The first quarter mile or so was paved, though the color of the old asphalt had faded to a pale gray. Cracks and potholes fragmented the surface so that it looked in the gathering dusk like a road of rippled water cutting through the pale scrub and dune grass and poison ivy, like a mockery of the bright path moonlight makes on the bay. Then abruptly the shattered pavement ended and the lane changed to crushed shell glinting white against the dull beige of the sand. Even when the Nauk was at its peak, the lane, rising and falling among the dunes, was kept primitive and rough like most of the roads leading out to the bay. When it rained, huge muddy puddles gaped, and visitors in BMWs skirted them gamely — or else wished they'd thought to take their Range Rovers instead. Even in fine weather the pricey underbellies bumped and scraped, and sand got into the upholstery. Repeat visitors learned to leave their cars in the dirt lot by the road and walk. The way rose and fell, rose and fell. After the second rise you could hear the sea. It poured itself onto the breast of the shore and then drew back — gave itself and drew back. It would not stay, and it would not keep away, so that the unhappy shore could never possess, could never forget. Or maybe it was the shore's pale indifference that drove the sea wild, so that every so often she whipped herself into a hurricane or a nor'easter, wreaking her vengeance indiscriminately. Just so, an artist, ignored too long by a callous world, may break into brilliance, or flame up into cynical stuntsmanship, or drop herself like a stone down the dark well of despair.
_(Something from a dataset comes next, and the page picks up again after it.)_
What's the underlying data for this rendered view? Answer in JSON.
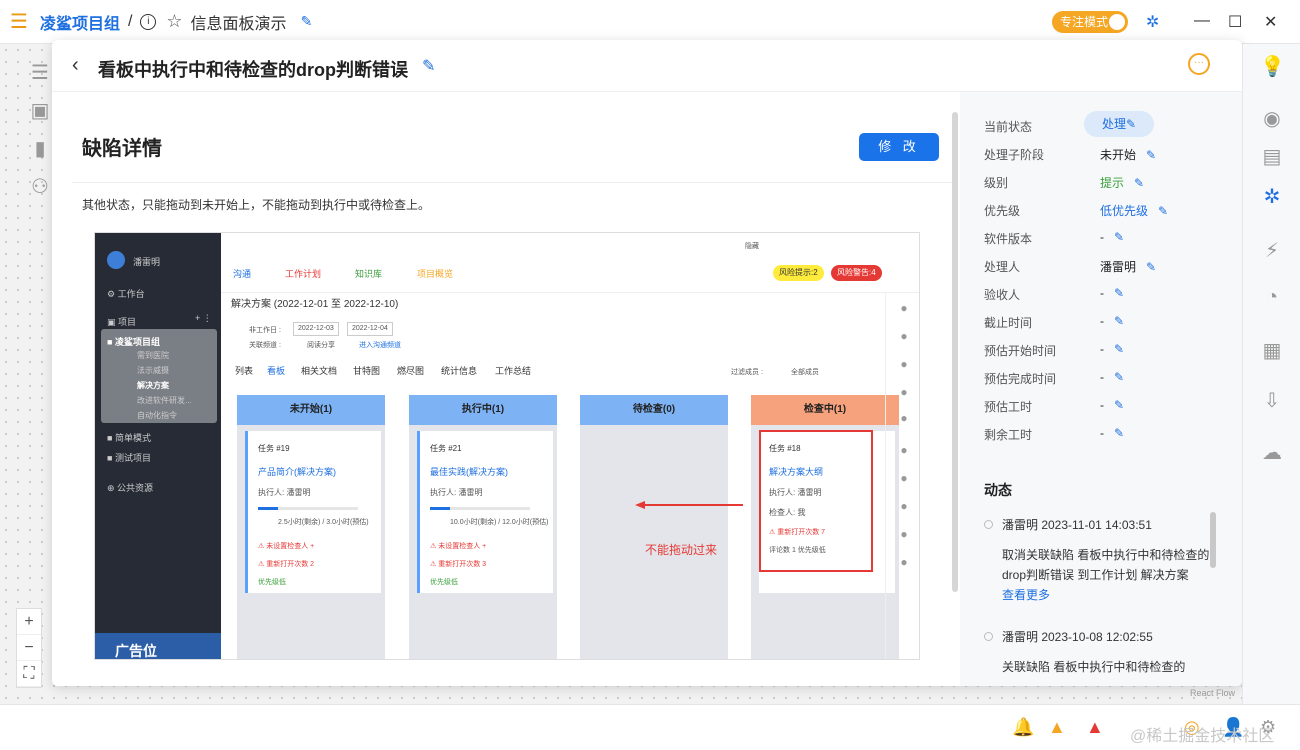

Once contained by gardeners and muscled maintenance men, the scrub was growing wild. Long arms of bayberry reached in every direction, and the thick trunks of the low pines were as wide around as a man could reach. The sprawling, spreading brush encroached on the road, and the arrowwood and the rugosa roses had grown in my absence to a monstrous size, massing in two high walls of dense foliage. The restless wind rattled the dry leaves, and the crickets sang their elegy to summer. On I walked, my feet slipping in the sand, the grass that grew along the central hump in the lane tickling my bare legs, the sound and smell of the sea leading me on. Pinpricks of stars broke out suddenly in the sky, then were covered over by scudding clouds and strange shadows that might have been night birds or just-awakened bats. And then I rounded a bend and ascended the final rise, and there was the Nauk before me: the long shingled building with its great windows facing the sea. For half a moment time seemed to coil inward like a spring, present and past, dream and reality coming together so that I felt I was seeing the place for the first time again: its serene yet lively beauty, its strange angular shapes made almost natural by the vernacular shingle, the copper weathervane in the shape of a mermaid with a spoon and fork for arms and pert triangular breasts, pointing steadily out to sea.
Then the moon sailed out from behind the tattered clouds, and I saw that the place was abandoned. The roof was stove in, the glass shattered, even the walls blown away in places, revealing the studs and beams. The building looked like a wrecked ship sitting high up on that long dune, a rich merchant vessel perhaps, whose cargo of spices or gold had been doomed from the start.